Swim counter to the culture
For all the inner stuff that causes overspending, there's no denying that America is all about consumerism. “A consumerist culture is woven into our DNA. We are essentially programmed to reach beyond our means, without fully understanding the value of credit. People take out credit cards and don't understand that money must be repaid,” says Jason Kolinsky, a certified financial planner with Kolinsky Wealth Management. “We live in a world where children are walking around with $600 iPhones and they grow up believing they need expensive sunglasses or jeans to fit it. There are people spending money that they don't have, and they don't even realize they don't have it,” he says.
Break the cycle
McNeill asks clients to make a list of five things that deliver the same feelings they get when spending, such as joy and love, that cost nothing or close to nothing. It could be something like time in the park, at the beach, in the woods, time with family or friends, or a good book from the library. She asks them to indulge in those five things often, and better still if they journal about their experience and meditate. “We talk about self-observation and the ability to go within yourself and become the observer of your behavior,” says McNeill.
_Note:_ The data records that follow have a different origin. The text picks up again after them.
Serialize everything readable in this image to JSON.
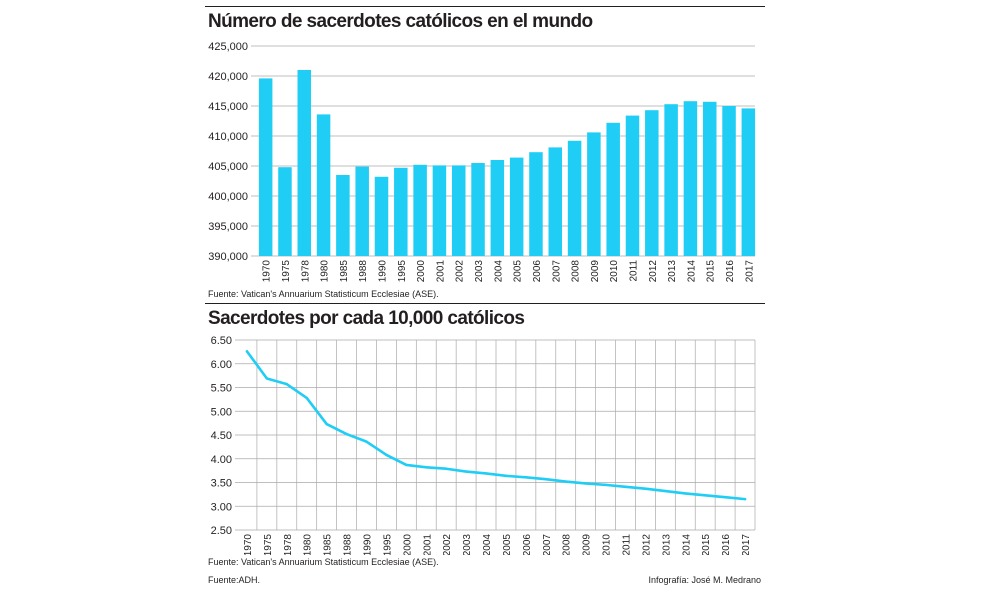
{
  "colors": {
    "accent": "#1fcdf5",
    "grid": "#aaaaaa",
    "text": "#231f20"
  },
  "footer": {
    "left": "Fuente:ADH.",
    "right": "Infografía: José M. Medrano"
  },
  "chart_data": [
    {
      "type": "bar",
      "title": "Número de sacerdotes católicos en el mundo",
      "source": "Fuente:  Vatican's Annuarium Statisticum Ecclesiae (ASE).",
      "categories": [
        "1970",
        "1975",
        "1978",
        "1980",
        "1985",
        "1988",
        "1990",
        "1995",
        "2000",
        "2001",
        "2002",
        "2003",
        "2004",
        "2005",
        "2006",
        "2007",
        "2008",
        "2009",
        "2010",
        "2011",
        "2012",
        "2013",
        "2014",
        "2015",
        "2016",
        "2017"
      ],
      "values": [
        419600,
        404800,
        421000,
        413600,
        403500,
        404900,
        403200,
        404700,
        405200,
        405100,
        405100,
        405500,
        406000,
        406400,
        407300,
        408100,
        409200,
        410600,
        412200,
        413400,
        414300,
        415300,
        415800,
        415700,
        415000,
        414600
      ],
      "ylim": [
        390000,
        425000
      ],
      "yticks": [
        "390,000",
        "395,000",
        "400,000",
        "405,000",
        "410,000",
        "415,000",
        "420,000",
        "425,000"
      ],
      "grid": true
    },
    {
      "type": "line",
      "title": "Sacerdotes por cada 10,000 católicos",
      "source": "Fuente:  Vatican's Annuarium Statisticum Ecclesiae (ASE).",
      "categories": [
        "1970",
        "1975",
        "1978",
        "1980",
        "1985",
        "1988",
        "1990",
        "1995",
        "2000",
        "2001",
        "2002",
        "2003",
        "2004",
        "2005",
        "2006",
        "2007",
        "2008",
        "2009",
        "2010",
        "2011",
        "2012",
        "2013",
        "2014",
        "2015",
        "2016",
        "2017"
      ],
      "values": [
        6.26,
        5.69,
        5.57,
        5.28,
        4.73,
        4.52,
        4.36,
        4.08,
        3.87,
        3.82,
        3.79,
        3.73,
        3.69,
        3.64,
        3.61,
        3.57,
        3.52,
        3.48,
        3.45,
        3.41,
        3.37,
        3.32,
        3.27,
        3.23,
        3.19,
        3.15
      ],
      "ylim": [
        2.5,
        6.5
      ],
      "yticks": [
        "2.50",
        "3.00",
        "3.50",
        "4.00",
        "4.50",
        "5.00",
        "5.50",
        "6.00",
        "6.50"
      ],
      "grid": true
    }
  ]
}
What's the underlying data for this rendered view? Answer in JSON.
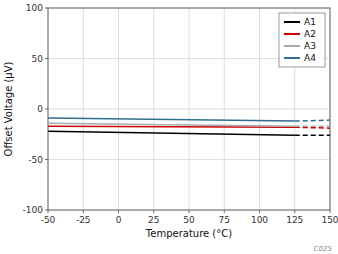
{
  "chart_data": {
    "type": "line",
    "xlabel": "Temperature (°C)",
    "ylabel": "Offset Voltage (µV)",
    "xlim": [
      -50,
      150
    ],
    "ylim": [
      -100,
      100
    ],
    "xticks": [
      -50,
      -25,
      0,
      25,
      50,
      75,
      100,
      125,
      150
    ],
    "yticks": [
      -100,
      -50,
      0,
      50,
      100
    ],
    "grid": true,
    "legend": "upper right",
    "annotations": [
      "C025"
    ],
    "series": [
      {
        "name": "A1",
        "color": "#000000",
        "x": [
          -50,
          125
        ],
        "values": [
          -22,
          -26
        ],
        "dash_x": [
          125,
          150
        ],
        "dash_values": [
          -26,
          -26
        ]
      },
      {
        "name": "A2",
        "color": "#cc0000",
        "x": [
          -50,
          125
        ],
        "values": [
          -17,
          -18
        ],
        "dash_x": [
          125,
          150
        ],
        "dash_values": [
          -18,
          -19
        ]
      },
      {
        "name": "A3",
        "color": "#aaaaaa",
        "x": [
          -50,
          125
        ],
        "values": [
          -14,
          -17
        ],
        "dash_x": [
          125,
          150
        ],
        "dash_values": [
          -17,
          -17
        ]
      },
      {
        "name": "A4",
        "color": "#2e6e8e",
        "x": [
          -50,
          125
        ],
        "values": [
          -9,
          -12
        ],
        "dash_x": [
          125,
          150
        ],
        "dash_values": [
          -12,
          -11
        ]
      }
    ]
  }
}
Then she gets them to start saving money. McNeill begins with small amounts, even as little as $5 a paycheck, something they will always be able to manage. “The idea is they have never been savers, so we start small so they have zero chance of failure. They open a simple savings account.”
They replace their shopping time with the five, free or low-cost things that give them a similar charge. “I ask them only to buy things they can return and to wait 24 hours before they use it. If they are still willing to do what it takes to pay for the item, after 24 hours they can keep it. If not, they return it. After a few weeks and months I have found they get so excited about the changes, they keep moving forward.”
What's key though, is the person must want to change. “If they tell me they are the victim of circumstance and go through a laundry list of why the world is stacked against them, I send them to someone who works with people on their fundamental beliefs,” says McNeill.
Some come back to work with her on money after they shift their beliefs, and some stay stuck and she never seems them again. Says McNeill, “The bottom line is if the person doesn't believe they have choices, then I can't help them.”
Rego says that if you find that shopping is your chief method of relieving stress, seek relaxation elsewhere, such as breathing exercises. “If you find that you overspend when you are angry or anxious, find a new way to deal with that emotion. You may be able to discharge it, without 'charging' it.”
Make it difficult to overspend. “It's hard to overspend if you don't have money or credit cards available. If necessary, restrict access to them until the behavior is brought under better control. Lock away credit cards or speak to your bank about putting a limit on them. Carry only the minimum amount of cash you need each day. Turn off '1-click' purchasing on websites (or block access to them – or the Internet, temporarily),” says Rego. Everything you can do to make it harder to overspend, can make it more likely you'll succeed, he says.
Don't go it alone
Kolinksy says one way to help break the cycle is to find a financial role model. “We all know people who are great with money, whether it's your co-worker who always packs a lunch or your coupon-clipping aunt. Take notice of the little things your financial role model does and try to emulate them yourself.”
You need an accountability partner, be it a friend, family member or a professional like a financial advisor.
What's important though, is just like the alcoholic has to admit they can't handle booze, come clean. The first step in getting better is realizing there's a problem.